While on the topic of responsive, I would like to discuss mobile-specific stylesheets. Mobile-specific stylesheets are a subset of responsive design, and serve up screen-specific styles based on your viewport or window size. Commonly referred to as CSS, this tool is similar to cross-platform design in that a complete site re-work isn’t necessary. Minor changes in style and organization are implemented so that your non-mobile site can better fit on a mobile device. This design allows for ease in content and landing page additions while remaining minimal in cost. These sites tend to run slower as the engineering for it isn’t optimized for the wireless web. The content remains the same across non-mobile and mobile platforms, which results in consumers having to look longer for the generally very specific content they’re in search of. Homogenous content across mobile and non-mobile devices often causes increased loading time due to slower Internet connection.
What on Earth is adaptive design?
Adaptive has a lot of different meanings, we'll use it here to describe a site with multiple fixed width layouts that adapt or change based on its viewport. Adaptive design creates a fixed width design that “snaps” to a new layout at different breakpoints. Responsive design is a form of adaptive design that is more difficult to implement, yet more holistic. Adaptive web design utilizes media queries as well; it selects the correct layout from a set of predefined templates to correlate with the specific device being used.
Separate Mobile Sites
Exactly as the title suggests, separate mobile sites have alternate URLs than their mobile counterpart and are designed specifically for mobile devices. When searching for the company on a mobile device, users are redirected to the mobile site. Such sites are created when timeline or budget otherwise prevents the use of a responsive design.
Once you’ve selected the area of mobile design that best suits your needs, you then need to further examine your specific options for implementation.
For mobile sites, two common design implementations are: cross-platform design and a completely re-thought mobile website.
Learn more about building a multi-platform website.
Generally considered to be the easiest and the least expensive of the three designs, cross-platform design allows you to utilize a single site that works reasonably well on all devices. Rather than having to build separate web and mobile versions, you develop a single site to work on all platforms (think the Internet version of a “little black dress for all occasions”), which will inevitably save you both time and money.
Though this may be the most efficient way to launch your company’s mobile presence, it isn’t the most optimal design. Designs that are “one size fits all” are rarely a perfect fit, resulting in a mediocre site that works, but doesn’t provide the ideal user experience.
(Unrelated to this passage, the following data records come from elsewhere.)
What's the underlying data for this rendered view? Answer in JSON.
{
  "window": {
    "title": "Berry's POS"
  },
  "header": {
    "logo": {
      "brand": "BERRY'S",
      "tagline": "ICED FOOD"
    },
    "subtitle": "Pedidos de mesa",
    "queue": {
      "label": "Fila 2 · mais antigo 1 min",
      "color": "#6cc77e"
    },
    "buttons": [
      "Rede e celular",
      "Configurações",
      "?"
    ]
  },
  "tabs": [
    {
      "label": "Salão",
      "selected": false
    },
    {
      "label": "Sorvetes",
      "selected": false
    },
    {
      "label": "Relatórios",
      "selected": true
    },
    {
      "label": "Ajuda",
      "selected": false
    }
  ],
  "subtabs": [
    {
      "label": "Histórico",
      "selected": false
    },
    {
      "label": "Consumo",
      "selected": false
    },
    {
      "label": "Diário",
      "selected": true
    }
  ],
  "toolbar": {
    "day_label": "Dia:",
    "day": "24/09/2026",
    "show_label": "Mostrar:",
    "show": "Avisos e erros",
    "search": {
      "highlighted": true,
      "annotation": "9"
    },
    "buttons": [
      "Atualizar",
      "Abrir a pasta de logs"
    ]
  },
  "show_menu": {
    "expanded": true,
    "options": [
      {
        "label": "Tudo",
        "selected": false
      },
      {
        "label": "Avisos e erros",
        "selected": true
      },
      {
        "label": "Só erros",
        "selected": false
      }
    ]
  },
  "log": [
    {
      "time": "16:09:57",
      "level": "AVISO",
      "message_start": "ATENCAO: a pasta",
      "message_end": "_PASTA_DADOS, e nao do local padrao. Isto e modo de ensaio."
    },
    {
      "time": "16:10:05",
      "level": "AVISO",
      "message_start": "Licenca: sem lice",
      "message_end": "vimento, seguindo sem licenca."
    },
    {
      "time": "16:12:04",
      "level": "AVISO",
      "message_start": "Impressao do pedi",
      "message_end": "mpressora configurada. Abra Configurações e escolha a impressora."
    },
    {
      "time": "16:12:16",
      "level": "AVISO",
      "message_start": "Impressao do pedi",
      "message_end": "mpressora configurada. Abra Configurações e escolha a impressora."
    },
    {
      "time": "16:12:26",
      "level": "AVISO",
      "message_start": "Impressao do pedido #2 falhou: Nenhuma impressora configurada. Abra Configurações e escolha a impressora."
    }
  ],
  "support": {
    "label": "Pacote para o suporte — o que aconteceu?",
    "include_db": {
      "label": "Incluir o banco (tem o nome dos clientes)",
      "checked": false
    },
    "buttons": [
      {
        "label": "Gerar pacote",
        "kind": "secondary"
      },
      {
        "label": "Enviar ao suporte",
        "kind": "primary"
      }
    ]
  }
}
Cross-platform is great when you are strapped by budget and timing constraints, but is perhaps not the most ideal.
Mobile sites don't function well as an afterthought.
This design requires a complete re-engineering of your website so as to provide the optimal user experience for your visitors. A version of your preexisting site is created specifically for mobile devices utilizing analytics from your current site in order to navigate visitors to the content that they are most in search of with minimal clicking and loading time.
Metrics such as page visits and click rates will indicate which content is the most valued by your audience; the most popular content should be prioritized first and foremost. General layout and design are also strongly considered. Your content and site navigation tools should be modified for the small screen for easy viewing and to relieve excessive scrolling and clicking frustrations.
Cross-platform, and mobile-specific stylesheets, while great options for those with time and budget constraints, are not the best options for mobile web design. Minor tweaks and adjustments are made to these sites in order for them to work on mobile platforms and are less of an investment.
While both present functional methods for creating mobile sites that work reasonably well on all mobile platforms, they don’t provide the flexibility, optimization and customization of a completely re-thought mobile website.